If casting doubt on the possibility of pure altruism were the only rubric of faith that Wiman could muster, he would come off as simplistic, and his piece as another whining essay from the sidelines of fine art. But through vignettes of his and other poets' experiences, intertwined with personal reflection about the relationship between art and life, Wiman succeeds in creating parables that elucidate our journey into our own practice of writing as a spiritual (not religious) path:

"Still, there is something that any artist is in pursuit of, and is answerable to, some nexus of one's being, one's material, and Being itself. The work that emerges from this crisis of consciousness may be judged a failure or a success by the world, and that judgment will still sting or flatter your vanity. But it cannot speak to this crisis in which, for which, and of which the work was made. For any artist alert to his own soul, this crisis is the only call that matters. I know no name for it besides God, but people have other names, or no names."

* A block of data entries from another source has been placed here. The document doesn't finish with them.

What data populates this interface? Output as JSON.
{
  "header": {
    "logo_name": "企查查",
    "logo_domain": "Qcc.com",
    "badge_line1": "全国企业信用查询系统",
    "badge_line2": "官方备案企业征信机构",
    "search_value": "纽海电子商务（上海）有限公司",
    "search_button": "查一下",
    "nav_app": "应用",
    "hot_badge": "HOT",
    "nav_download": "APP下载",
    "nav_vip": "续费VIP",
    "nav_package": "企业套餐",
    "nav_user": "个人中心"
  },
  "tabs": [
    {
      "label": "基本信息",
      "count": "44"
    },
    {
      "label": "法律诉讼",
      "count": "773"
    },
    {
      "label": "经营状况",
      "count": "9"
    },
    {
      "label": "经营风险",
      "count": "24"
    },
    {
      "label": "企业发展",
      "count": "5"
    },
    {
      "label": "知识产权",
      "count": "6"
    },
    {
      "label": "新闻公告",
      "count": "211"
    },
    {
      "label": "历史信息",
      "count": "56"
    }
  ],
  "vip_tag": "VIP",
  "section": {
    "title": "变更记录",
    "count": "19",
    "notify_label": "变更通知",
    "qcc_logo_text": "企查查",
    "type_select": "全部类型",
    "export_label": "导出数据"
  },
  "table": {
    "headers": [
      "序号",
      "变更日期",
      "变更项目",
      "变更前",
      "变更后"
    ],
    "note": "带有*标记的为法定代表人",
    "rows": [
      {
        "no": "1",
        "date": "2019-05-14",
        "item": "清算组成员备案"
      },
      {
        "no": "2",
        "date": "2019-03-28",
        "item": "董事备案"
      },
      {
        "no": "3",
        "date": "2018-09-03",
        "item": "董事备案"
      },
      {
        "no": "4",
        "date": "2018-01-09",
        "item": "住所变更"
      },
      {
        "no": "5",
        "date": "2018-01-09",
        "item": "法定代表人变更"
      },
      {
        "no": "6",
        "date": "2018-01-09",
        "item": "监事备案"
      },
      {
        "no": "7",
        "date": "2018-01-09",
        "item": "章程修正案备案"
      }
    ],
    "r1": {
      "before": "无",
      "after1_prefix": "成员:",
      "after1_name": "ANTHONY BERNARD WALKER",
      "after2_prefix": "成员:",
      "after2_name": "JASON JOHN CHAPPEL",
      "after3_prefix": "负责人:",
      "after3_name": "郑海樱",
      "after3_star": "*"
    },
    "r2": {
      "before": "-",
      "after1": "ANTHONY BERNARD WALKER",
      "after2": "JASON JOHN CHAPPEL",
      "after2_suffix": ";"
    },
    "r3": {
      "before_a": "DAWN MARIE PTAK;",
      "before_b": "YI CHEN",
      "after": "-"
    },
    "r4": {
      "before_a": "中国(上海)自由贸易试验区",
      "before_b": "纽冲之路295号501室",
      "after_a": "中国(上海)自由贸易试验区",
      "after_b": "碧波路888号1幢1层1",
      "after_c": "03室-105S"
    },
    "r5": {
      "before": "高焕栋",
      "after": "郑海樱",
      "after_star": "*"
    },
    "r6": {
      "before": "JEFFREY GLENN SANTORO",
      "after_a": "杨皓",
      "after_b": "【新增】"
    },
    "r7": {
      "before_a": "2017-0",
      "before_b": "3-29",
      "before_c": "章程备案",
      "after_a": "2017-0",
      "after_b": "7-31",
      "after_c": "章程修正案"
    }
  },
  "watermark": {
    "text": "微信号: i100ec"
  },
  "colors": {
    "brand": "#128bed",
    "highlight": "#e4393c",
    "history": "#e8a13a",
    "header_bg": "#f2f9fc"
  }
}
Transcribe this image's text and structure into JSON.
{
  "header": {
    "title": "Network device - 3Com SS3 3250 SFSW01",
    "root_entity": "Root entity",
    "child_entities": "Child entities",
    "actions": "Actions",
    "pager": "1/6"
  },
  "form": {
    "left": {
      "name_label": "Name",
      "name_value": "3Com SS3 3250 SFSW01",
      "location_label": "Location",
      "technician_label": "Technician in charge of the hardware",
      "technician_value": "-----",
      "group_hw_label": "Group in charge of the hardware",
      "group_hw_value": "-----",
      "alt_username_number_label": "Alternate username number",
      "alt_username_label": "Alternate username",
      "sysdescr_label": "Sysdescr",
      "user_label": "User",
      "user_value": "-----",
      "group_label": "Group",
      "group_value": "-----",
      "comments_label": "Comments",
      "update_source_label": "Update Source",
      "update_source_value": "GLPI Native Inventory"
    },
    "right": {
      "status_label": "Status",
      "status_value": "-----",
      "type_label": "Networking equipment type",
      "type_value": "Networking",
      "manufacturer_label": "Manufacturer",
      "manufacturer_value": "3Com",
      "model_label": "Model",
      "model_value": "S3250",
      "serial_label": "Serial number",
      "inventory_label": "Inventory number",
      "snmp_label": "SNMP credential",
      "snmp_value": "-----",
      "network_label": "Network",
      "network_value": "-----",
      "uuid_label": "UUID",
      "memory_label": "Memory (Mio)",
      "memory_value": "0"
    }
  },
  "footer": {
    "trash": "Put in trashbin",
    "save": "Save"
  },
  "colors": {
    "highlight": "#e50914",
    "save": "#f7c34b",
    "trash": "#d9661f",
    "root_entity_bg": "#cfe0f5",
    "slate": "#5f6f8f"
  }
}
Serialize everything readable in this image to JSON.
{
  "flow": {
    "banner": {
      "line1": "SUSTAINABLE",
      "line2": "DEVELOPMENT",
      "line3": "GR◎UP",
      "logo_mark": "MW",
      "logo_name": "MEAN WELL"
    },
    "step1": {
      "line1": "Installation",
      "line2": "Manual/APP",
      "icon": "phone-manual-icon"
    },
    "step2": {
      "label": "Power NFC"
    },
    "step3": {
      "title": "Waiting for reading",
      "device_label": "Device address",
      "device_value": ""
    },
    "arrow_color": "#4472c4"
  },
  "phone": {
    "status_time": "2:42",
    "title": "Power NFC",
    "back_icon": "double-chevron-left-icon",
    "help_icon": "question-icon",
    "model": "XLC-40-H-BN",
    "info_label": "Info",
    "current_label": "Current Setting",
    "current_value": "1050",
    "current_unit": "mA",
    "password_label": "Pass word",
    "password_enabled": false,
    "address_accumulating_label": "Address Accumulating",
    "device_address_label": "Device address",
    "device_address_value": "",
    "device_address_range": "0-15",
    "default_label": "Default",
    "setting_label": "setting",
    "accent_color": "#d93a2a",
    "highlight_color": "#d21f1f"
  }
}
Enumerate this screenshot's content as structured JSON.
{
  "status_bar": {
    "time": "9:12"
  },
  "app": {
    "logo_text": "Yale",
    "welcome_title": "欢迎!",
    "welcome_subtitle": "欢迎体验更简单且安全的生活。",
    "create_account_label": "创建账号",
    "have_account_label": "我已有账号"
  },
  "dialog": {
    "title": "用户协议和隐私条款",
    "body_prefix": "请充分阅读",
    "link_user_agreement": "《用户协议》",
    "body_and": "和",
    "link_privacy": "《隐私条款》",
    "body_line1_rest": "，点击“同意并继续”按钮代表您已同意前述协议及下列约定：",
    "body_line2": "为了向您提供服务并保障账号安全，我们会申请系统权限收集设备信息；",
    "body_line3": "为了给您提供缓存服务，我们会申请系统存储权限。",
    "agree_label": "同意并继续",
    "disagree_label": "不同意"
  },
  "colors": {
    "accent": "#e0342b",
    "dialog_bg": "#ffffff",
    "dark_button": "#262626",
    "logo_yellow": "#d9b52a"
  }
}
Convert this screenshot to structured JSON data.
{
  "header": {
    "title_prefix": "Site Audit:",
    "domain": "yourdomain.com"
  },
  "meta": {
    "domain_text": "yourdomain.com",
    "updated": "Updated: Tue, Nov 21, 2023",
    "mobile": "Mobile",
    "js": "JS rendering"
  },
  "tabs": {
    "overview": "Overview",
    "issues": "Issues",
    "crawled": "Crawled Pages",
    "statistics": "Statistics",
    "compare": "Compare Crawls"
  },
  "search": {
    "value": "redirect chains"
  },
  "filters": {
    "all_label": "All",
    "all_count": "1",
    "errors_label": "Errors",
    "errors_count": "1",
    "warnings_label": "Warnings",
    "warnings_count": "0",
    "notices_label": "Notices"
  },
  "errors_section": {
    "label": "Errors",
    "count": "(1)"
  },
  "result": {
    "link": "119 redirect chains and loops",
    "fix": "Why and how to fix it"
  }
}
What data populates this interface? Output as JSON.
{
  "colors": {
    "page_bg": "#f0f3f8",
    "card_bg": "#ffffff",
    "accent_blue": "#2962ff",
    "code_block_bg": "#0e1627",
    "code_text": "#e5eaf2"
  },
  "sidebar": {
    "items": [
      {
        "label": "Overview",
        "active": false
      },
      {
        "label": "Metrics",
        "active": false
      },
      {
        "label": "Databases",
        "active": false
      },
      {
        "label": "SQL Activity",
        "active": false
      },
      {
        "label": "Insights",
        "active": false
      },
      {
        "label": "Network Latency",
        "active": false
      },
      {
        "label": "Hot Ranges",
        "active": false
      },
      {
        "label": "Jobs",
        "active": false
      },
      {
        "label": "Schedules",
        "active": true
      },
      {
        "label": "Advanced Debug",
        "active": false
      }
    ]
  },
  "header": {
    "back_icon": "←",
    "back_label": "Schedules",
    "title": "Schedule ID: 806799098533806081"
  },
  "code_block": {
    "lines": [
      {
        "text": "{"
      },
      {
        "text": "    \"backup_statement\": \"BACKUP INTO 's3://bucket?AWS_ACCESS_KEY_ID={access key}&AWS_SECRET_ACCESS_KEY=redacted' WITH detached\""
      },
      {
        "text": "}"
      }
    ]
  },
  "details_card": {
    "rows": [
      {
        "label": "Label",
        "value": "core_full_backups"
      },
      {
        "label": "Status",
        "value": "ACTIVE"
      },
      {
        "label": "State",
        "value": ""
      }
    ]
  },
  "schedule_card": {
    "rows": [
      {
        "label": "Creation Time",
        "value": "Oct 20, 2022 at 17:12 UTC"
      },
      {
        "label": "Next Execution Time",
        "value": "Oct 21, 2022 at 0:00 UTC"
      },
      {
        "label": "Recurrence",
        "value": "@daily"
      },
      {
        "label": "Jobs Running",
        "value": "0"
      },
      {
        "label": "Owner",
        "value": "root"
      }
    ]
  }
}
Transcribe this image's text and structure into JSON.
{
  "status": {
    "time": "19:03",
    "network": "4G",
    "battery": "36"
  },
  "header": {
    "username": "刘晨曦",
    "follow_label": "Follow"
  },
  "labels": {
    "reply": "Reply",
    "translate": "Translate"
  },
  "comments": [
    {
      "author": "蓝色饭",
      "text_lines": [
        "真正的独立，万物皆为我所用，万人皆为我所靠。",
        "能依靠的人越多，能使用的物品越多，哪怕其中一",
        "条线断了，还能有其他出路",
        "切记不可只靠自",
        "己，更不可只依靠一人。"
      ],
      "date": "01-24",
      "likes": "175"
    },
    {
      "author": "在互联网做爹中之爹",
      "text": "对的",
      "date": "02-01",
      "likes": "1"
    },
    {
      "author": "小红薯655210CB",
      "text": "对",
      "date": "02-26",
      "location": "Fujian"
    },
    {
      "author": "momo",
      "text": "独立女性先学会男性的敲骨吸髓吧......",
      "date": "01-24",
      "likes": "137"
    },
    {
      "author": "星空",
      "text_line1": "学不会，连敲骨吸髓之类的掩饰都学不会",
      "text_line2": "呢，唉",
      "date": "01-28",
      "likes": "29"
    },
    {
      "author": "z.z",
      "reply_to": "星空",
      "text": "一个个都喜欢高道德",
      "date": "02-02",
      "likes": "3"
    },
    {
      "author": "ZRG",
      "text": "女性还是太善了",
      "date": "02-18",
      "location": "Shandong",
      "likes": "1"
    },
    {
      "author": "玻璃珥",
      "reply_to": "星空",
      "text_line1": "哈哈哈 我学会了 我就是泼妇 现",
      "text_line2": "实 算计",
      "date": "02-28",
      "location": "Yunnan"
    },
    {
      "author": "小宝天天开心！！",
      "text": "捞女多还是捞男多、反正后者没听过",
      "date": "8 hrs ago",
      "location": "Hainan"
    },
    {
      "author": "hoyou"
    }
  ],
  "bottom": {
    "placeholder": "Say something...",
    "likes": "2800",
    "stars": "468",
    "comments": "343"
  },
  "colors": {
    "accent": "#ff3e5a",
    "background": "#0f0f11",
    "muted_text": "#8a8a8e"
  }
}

While Wiman is busy dissecting the pickled corpse of ambition in the laboratory, splitting hairs with a precision linguistic scalpel, slicing his way through the flesh to reveal its heart, Kim Addonizio, oiled down with satire, has been dirty dancing with the body poetic, seducing the serpent in the garden, wrestling with the angel in order to receive the blessing of the paid poetry reading she deserves that will launch her career. Now, wearing a sheer Machiavellian nightgown, she joins us for an interview, offering step-by-step advice, in the midst of her mounting insecurities:

"Once a bona fide, i.e., paying invitation has been extended, try to obtain as high a fee as possible. Tell yourself you are worth every penny, but secretly feel the way you did when you were on food stamps--other people need and deserve this more than you. Feel anxious about the upcoming trip because you hate to travel. Feel anxious because you are basically a private person and can't live up to the persona that is floating out there in the world acting tougher and braver than you. You are a writer, after all, and prefer to be alone in your own house with your cat. You don't really like your fellow humans, except for your lover, whose stories and mannerisms can be usefully stolen and put into your writing. When he traveled with a carnival as a young man, he learned to eat fire and to put a nail up his nose. Sensibly, he left the carnival to work in sales, while you suspect that you have become a sideshow act, a fake mermaid shriveling in her tank, uselessly flipper her plastic scales."

After stressing out over the highly implausible (yet actual) events of the presenters not having obtained any of her books for sale, missing her ride from the airport and ending up lost, trying to climb into the window of a private citizen's apartment she has mistaken for the university residence, being cursed at by the father of two teenage girls who come to the window to ask for cigarettes thinking she is a prostitute, and scores more of similar stories, Addonizio tells us:

"Go ahead and have a little more vodka with lemonade, and get slightly drunk by dusk. Try to write a few good lines and then give up in despair. Tell yourself you are foolish, feeling terrible when you have actually been asked to share your work with other people. It is the work that you love, and sometimes you even get paid for it. Tell yourself you are lucky, that people envy you. Tell yourself this is what you toiled and sweated your whole life to be able to do, and now you are doing it, and above all, don't be such a god-damned little baby."

The message is not that we are forced to chose between Christian Wiman and Kim Addonizio--though disparate in style, they are consonant in message. Wiman himself explains the difference in his concluding remark: "It is not that imperfections in the life somehow taint or invalidate perfections of the work. It is, rather, that these things--art and life, or thought and life--are utterly, fatally, and sometimes savingly entwined, and we can know no [person's] work until we know how, whom, and to what end he [or she] did or did not love."